Despite the possibility that social protests could create resource passageways, they also have the power of depleting internal and external resources, which has central impact on the citizens’ psychological and physical well-being. Preventing depletion of these resources is key for maintaining healthy functioning (Hobfoll, 1998; Hobfoll et al., 2009; Hou and Lam, 2014; Hou et al., 2010a, 2010b, 2015). In Cairo, Egypt, citizens who were injured in political demonstrations reported higher levels of psychiatric symptoms than patients who experienced physical trauma from other causes. In both groups (N¼120 each), similar levels of perceived external control over life (e.g., other important persons, fate, chance) were reported and predicted higher symptoms, suggesting the adverse impact of possible depletion of personal resources (Papanikolaou et al., 2013).

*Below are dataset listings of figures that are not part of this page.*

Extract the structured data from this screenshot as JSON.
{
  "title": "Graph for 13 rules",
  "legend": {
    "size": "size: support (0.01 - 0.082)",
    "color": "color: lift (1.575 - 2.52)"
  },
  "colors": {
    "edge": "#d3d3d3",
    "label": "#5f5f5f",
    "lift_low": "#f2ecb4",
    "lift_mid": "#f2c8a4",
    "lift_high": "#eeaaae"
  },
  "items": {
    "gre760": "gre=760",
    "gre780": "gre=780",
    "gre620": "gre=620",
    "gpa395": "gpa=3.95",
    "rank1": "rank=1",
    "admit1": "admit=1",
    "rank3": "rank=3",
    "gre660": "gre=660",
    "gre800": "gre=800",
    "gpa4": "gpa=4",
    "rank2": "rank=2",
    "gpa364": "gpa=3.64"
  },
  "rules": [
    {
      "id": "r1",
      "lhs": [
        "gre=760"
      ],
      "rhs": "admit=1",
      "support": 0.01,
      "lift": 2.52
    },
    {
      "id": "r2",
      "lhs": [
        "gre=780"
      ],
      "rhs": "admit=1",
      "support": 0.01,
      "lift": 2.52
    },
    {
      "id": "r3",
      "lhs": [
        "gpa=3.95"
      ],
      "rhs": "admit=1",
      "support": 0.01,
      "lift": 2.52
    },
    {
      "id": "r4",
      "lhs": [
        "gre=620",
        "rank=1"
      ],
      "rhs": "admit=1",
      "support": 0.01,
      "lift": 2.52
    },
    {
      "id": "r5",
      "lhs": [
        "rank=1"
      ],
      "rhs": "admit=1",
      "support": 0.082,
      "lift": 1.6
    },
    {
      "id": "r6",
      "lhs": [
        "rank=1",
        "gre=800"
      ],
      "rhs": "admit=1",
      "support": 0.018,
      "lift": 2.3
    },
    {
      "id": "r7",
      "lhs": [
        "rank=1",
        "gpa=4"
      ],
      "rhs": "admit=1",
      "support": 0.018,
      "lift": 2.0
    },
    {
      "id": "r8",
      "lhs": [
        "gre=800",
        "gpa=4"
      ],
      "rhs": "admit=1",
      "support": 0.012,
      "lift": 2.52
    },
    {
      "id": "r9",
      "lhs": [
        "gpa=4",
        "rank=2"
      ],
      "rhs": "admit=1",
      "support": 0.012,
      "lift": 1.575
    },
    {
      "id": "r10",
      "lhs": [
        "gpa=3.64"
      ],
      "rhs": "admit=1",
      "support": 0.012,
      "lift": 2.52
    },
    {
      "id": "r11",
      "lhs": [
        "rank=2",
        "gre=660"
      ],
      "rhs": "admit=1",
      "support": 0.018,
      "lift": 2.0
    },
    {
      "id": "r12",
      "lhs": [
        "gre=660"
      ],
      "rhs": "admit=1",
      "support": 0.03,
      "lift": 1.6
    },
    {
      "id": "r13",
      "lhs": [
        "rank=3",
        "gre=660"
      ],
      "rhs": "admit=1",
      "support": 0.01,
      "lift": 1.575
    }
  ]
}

There is limited study of the psychological and health impact of political movements with reference to resource loss (de la Sablonnière et al., 2013). Prior studies reported the association between resource loss and psychological functioning during major social upheaval. Among 145 Russian women in the midst of Russian economic transition, loss of economic resources (e.g., housing, stable employment) predicted depressive symptoms both directly and indirectly through a reduction of a personal sense of mastery over their life situations (Shteyn et al., 2003). Among Israeli settlers (N¼190) who had faced terrorism and armed conflict and were subsequently evacuated by force from Gaza, a place that provided them with economic compensation and ideological and religious meaning, loss of economic resources (e.g., economic suffering, property damage) predicted clinically significant depressive symptoms, whereas loss of personal and social resources (e.g., confidence in coping with major crises, social intimacy) predicted both depressive and posttraumatic stress symptoms (Hall et al., 2008). A recent population-representative study conducted among 643 adults living in the Palestinian Authority found that the most salient predictor of new cases of posttraumatic stress disorder was social resource loss (Hall et al., 2015). A study among 4838 East and West Germans found that loss of social and economic resources (e.g., partner relationships, standard of living) between 1986 and 1996 after the fall of the Berlin Wall predicted lower life satisfaction and higher negative affect (Westerhof and Keyes, 2006).